Abstract:
The term ‘meiosis’ originates from the Ancient Greek word meíōsis, which means “a
lessening”. This is apt, given that the process of meiosis is a special mode of cell division
wherein chromosome number or ploidy is halved, creating haploid cells from a diploid
cell(Ohkura 2015). It is essential for sexual reproduction, which, in turn, is the most common
means of generating genetic diversity. This genetic diversity increases the likelihood
of survival of at least some individuals of a population in the event of a calamity and reduces
the incidences of unfavourable genetic traits on the whole. Meiosis can be considered one of
the first and most important “innovations” of the eukaryotes. Indeed, it has been theorized
that linear chromosomes that are seen in eukaryotes may have arisen because of the advent of
meiosis (Goodenough and Heitman 2014).
Sexual reproduction is comprised of two broad steps: conjugation, or fertilisation; and the
meiotic cell division itself. During the former, two genetically distinct cells fuse, nuclear
fusion or karyogamy may or may not happen simultaneously, and the outcome of this is a
diploid cell.

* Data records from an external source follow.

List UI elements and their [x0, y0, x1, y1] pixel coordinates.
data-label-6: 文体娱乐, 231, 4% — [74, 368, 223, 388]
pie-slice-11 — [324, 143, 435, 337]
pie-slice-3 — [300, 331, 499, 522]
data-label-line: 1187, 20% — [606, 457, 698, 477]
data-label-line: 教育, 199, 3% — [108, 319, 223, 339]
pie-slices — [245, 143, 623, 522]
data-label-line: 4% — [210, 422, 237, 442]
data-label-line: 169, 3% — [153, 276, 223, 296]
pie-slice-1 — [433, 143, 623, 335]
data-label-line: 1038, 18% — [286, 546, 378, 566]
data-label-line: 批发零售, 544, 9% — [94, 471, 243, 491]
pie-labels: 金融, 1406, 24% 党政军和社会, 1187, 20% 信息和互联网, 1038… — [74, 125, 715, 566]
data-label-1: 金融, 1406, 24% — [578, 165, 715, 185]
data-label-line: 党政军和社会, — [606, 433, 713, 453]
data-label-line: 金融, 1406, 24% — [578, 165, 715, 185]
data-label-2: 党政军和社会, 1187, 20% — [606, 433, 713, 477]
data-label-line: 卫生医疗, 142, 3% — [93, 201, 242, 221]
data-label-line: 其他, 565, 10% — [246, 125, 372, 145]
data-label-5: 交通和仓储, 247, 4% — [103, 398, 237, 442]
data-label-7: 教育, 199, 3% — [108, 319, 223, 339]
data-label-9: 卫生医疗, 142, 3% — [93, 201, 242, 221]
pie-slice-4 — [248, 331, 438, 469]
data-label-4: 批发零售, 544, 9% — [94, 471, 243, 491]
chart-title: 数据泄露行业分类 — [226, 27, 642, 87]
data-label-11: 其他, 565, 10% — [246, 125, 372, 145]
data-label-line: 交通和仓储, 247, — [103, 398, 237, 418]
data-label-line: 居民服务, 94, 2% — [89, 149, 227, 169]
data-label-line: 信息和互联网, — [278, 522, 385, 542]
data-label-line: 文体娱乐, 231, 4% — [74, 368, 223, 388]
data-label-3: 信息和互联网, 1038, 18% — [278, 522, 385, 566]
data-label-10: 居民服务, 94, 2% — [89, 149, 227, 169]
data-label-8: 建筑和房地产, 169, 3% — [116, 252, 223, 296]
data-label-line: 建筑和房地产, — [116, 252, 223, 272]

In diploid organisms, fertilization occurs to restore a diploid state during or after
meiosis required for gamete formation, but haploid organisms undergo the conjugation step
prior to meiotic division. The concept of meiosis was first discovered by the German biologist
Oscar Hertwig in 1876, when he observed the fusion of egg and sperm in the transparent Sea
Urchin Egg, and concluded that the nuclei of the two cells contributed to the inherited
traits passed on to the offspring. It was described eight years later at the level of chromosomes
in the eggs of the roundworm Ascaris,by the Belgian zoologist Edouard Van Beneden(Hamoir
1992). However, its significance for genetic inheritance was only understood in 1890 by the
German scientist August Weismann, who observed that two cell divisions were imperative for
the transformation of one diploid cell into four haploid cells,which, in turn, was needed to
maintain the number of chromosomes or the ploidy.